SELECT count(id) FROM users; => Many experts said it's good.
Please see the table:
+---------------+-------------+------+-----+---------+----------------+
| Field | Type | Null | Key | Default | Extra |
+---------------+-------------+------+-----+---------+----------------+
| userId | int(11) | NO | PRI | NULL | auto_increment |
| f_name | varchar(50) | YES | | NULL | |
| l_name | varchar(50) | YES | | NULL | |
| user_name | varchar(50) | NO | | NULL | |
| password | varchar(50) | YES | | NULL | |
| email | varchar(50) | YES | | NULL | |
| active | char(1) | NO | | Y | |
| groupId | smallint(4) | YES | MUL | NULL | |
| created_date | datetime | YES | | NULL | |
| modified_date | datetime | YES | | NULL | |
+---------------+-------------+------+-----+---------+----------------+
But when I try to using EXPLAIN command for that, I got the results:
EXPLAIN SELECT count(*) FROM `user`;
+----+-------------+-------+-------+---------------+---------+---------+------+------+-------------+
| id | select_type | table | type | possible_keys | key | key_len | ref | rows | Extra |
+----+-------------+-------+-------+---------------+---------+---------+------+------+-------------+
| 1 | SIMPLE | user | index | NULL | groupId | 3 | NULL | 83 | Using index |
+----+-------------+-------+-------+---------------+---------+---------+------+------+-------------+
1 row in set (0.00 sec)
EXPLAIN SELECT count(userId) FROM user;
+----+-------------+-------+-------+---------------+---------+---------+------+------+-------------+
| id | select_type | table | type | possible_keys | key | key_len | ref | rows | Extra |
+----+-------------+-------+-------+---------------+---------+---------+------+------+-------------+
| 1 | SIMPLE | user | index | NULL | groupId | 3 | NULL | 83 | Using index |
+----+-------------+-------+-------+---------------+---------+---------+------+------+-------------+
1 row in set (0.00 sec)
So, the first thing for me:
Can I understand it's the same performance?

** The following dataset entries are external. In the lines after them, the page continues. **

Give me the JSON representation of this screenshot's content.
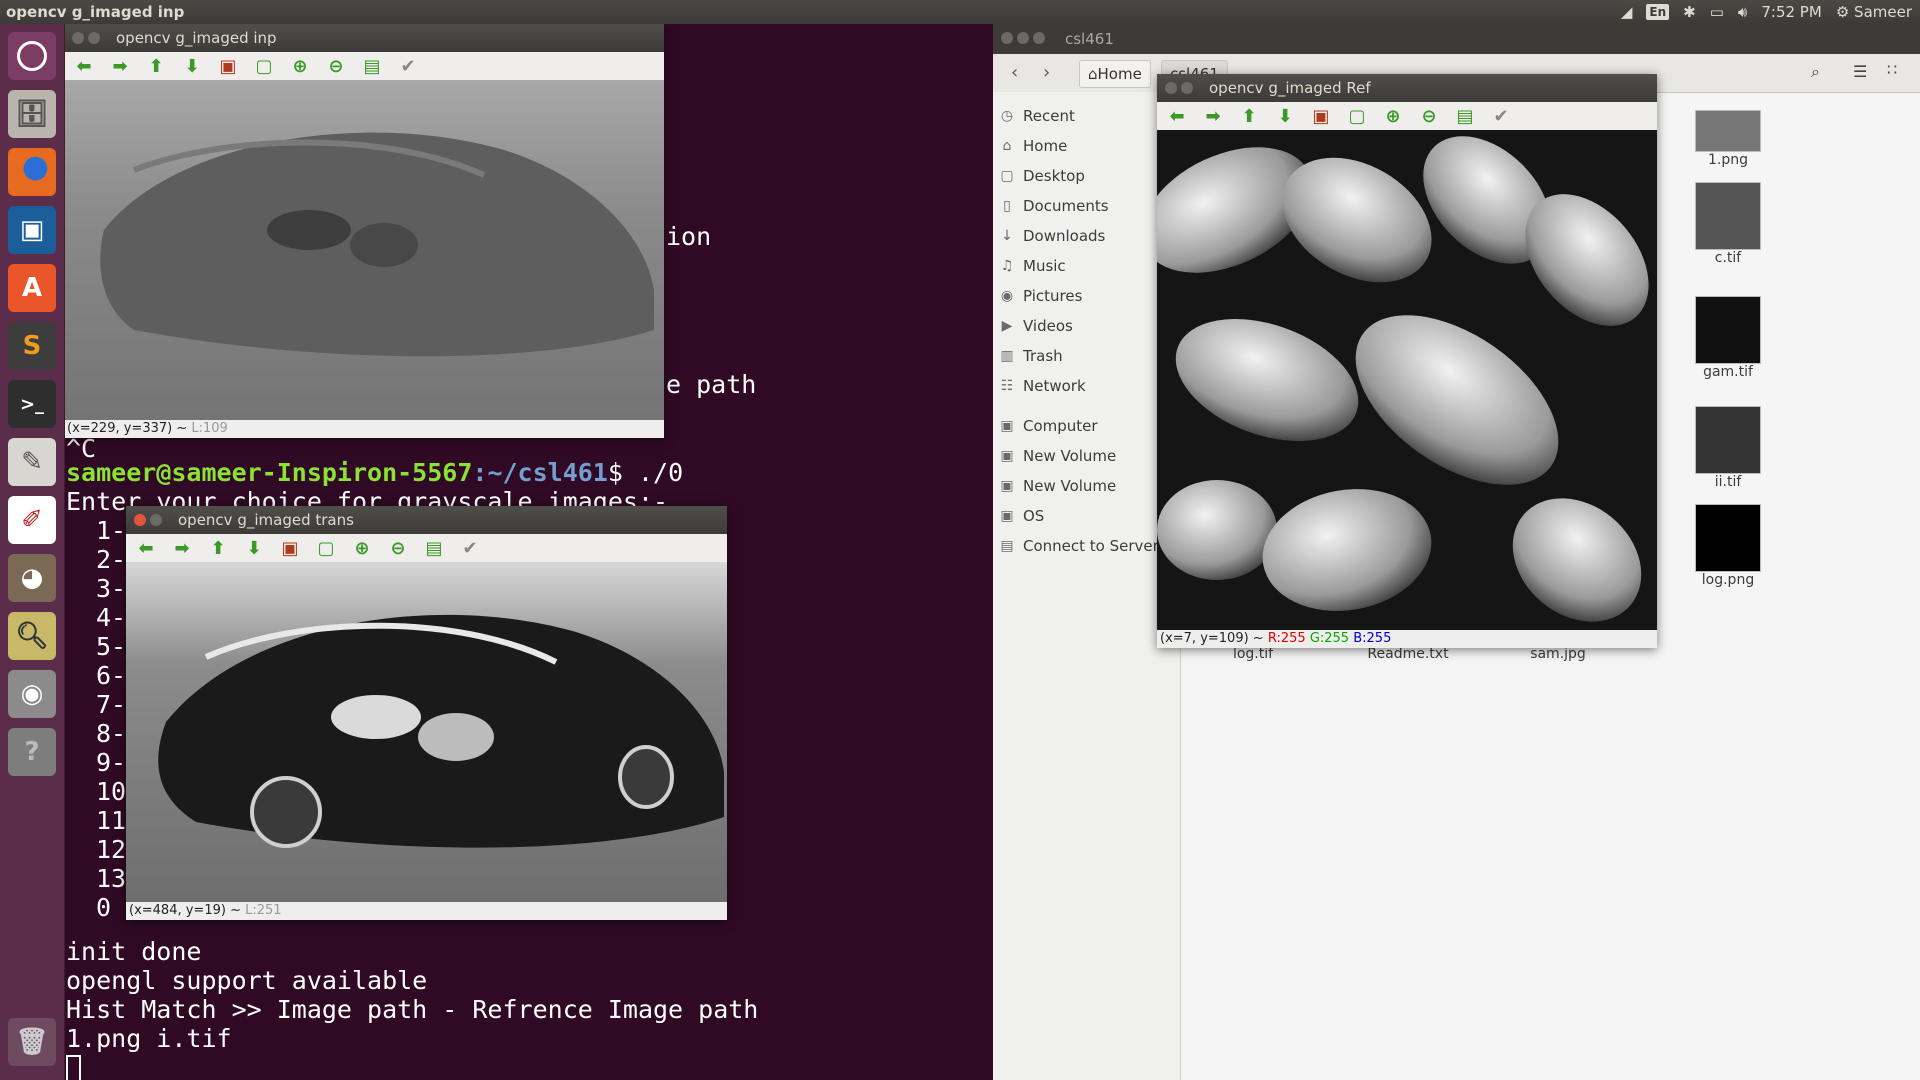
{
  "top_panel": {
    "app_title": "opencv g_imaged inp",
    "keyboard": "En",
    "time": "7:52 PM",
    "user": "Sameer"
  },
  "terminal": {
    "frag_option": "ion",
    "frag_path": "e path",
    "ctrl_c": "^C",
    "prompt_user": "sameer@sameer-Inspiron-5567",
    "prompt_path": ":~/csl461",
    "prompt_cmd": "$ ./0",
    "menu_header": "Enter your choice for grayscale images:-",
    "menu_numbers": [
      "1-",
      "2-",
      "3-",
      "4-",
      "5-",
      "6-",
      "7-",
      "8-",
      "9-",
      "10",
      "11",
      "12",
      "13",
      "0"
    ],
    "out1": "init done",
    "out2": "opengl support available",
    "out3": "Hist Match >> Image path - Refrence Image path",
    "out4": "1.png i.tif"
  },
  "files": {
    "window_title": "csl461",
    "breadcrumb_home": "Home",
    "breadcrumb_current": "csl461",
    "sidebar": [
      {
        "icon": "clock-icon",
        "label": "Recent"
      },
      {
        "icon": "home-icon",
        "label": "Home"
      },
      {
        "icon": "folder-icon",
        "label": "Desktop"
      },
      {
        "icon": "document-icon",
        "label": "Documents"
      },
      {
        "icon": "download-icon",
        "label": "Downloads"
      },
      {
        "icon": "music-icon",
        "label": "Music"
      },
      {
        "icon": "camera-icon",
        "label": "Pictures"
      },
      {
        "icon": "video-icon",
        "label": "Videos"
      },
      {
        "icon": "trash-icon",
        "label": "Trash"
      },
      {
        "icon": "network-icon",
        "label": "Network"
      },
      {
        "icon": "drive-icon",
        "label": "Computer"
      },
      {
        "icon": "drive-icon",
        "label": "New Volume"
      },
      {
        "icon": "drive-icon",
        "label": "New Volume"
      },
      {
        "icon": "drive-icon",
        "label": "OS"
      },
      {
        "icon": "server-icon",
        "label": "Connect to Server"
      }
    ],
    "grid_files": [
      "1.png",
      "c.tif",
      "gam.tif",
      "ii.tif",
      "log.png"
    ],
    "bottom_files": [
      "log.tif",
      "Readme.txt",
      "sam.jpg"
    ]
  },
  "win_inp": {
    "title": "opencv g_imaged inp",
    "status_coords": "(x=229, y=337) ~",
    "status_level": "L:109"
  },
  "win_trans": {
    "title": "opencv g_imaged trans",
    "status_coords": "(x=484, y=19) ~",
    "status_level": "L:251"
  },
  "win_ref": {
    "title": "opencv g_imaged Ref",
    "status_coords": "(x=7, y=109) ~",
    "status_r": "R:255",
    "status_g": "G:255",
    "status_b": "B:255"
  },
  "colors": {
    "terminal_bg": "#300a24",
    "launcher_bg": "#5c2d4a",
    "prompt_user": "#8ae234",
    "prompt_path": "#729fcf",
    "tool_green": "#3a9a25"
  }
}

P/S: MySQL version is 5.5.8.
No, you cannot. Explain doesn't reflect all the work done by mysql, it just gives you a plan of how it will be performed.
What about specifically count(*) vs count(id). The first one is always not slower than the second, and in some cases it is faster.
count(col) semantic is amount of not null values, while count(*) is - amount of rows.
Probably mysql can optimize count(col) by rewriting into count(*) as well as id is a PK thus cannot be NULL (if not - it looks up for NULLS, which is not fast), but I still propose you to use COUNT(*) in such cases.
Also - the internall processes depend on used storage engine. For myisam the precalculated number of rows returned in both cases (as long as you don't use WHERE).
In the example you give the performance is identical.
The execution plan shows you that the optimiser is clever enough to know that it should use the Primary key to find the total number of records when you use count(*).
There is not significant difference when it comes on counting. The reason is that most optimizers will figure out the best way to count rows by themselves.
The performance difference comes to searching for values and lack of indexing. So if you search for a field that has no index assigned {f_name,l_name} and a field that has{userID(mysql automatically use index on primary keys),groupID(seems like foraign key)} then you will see the difference in performance.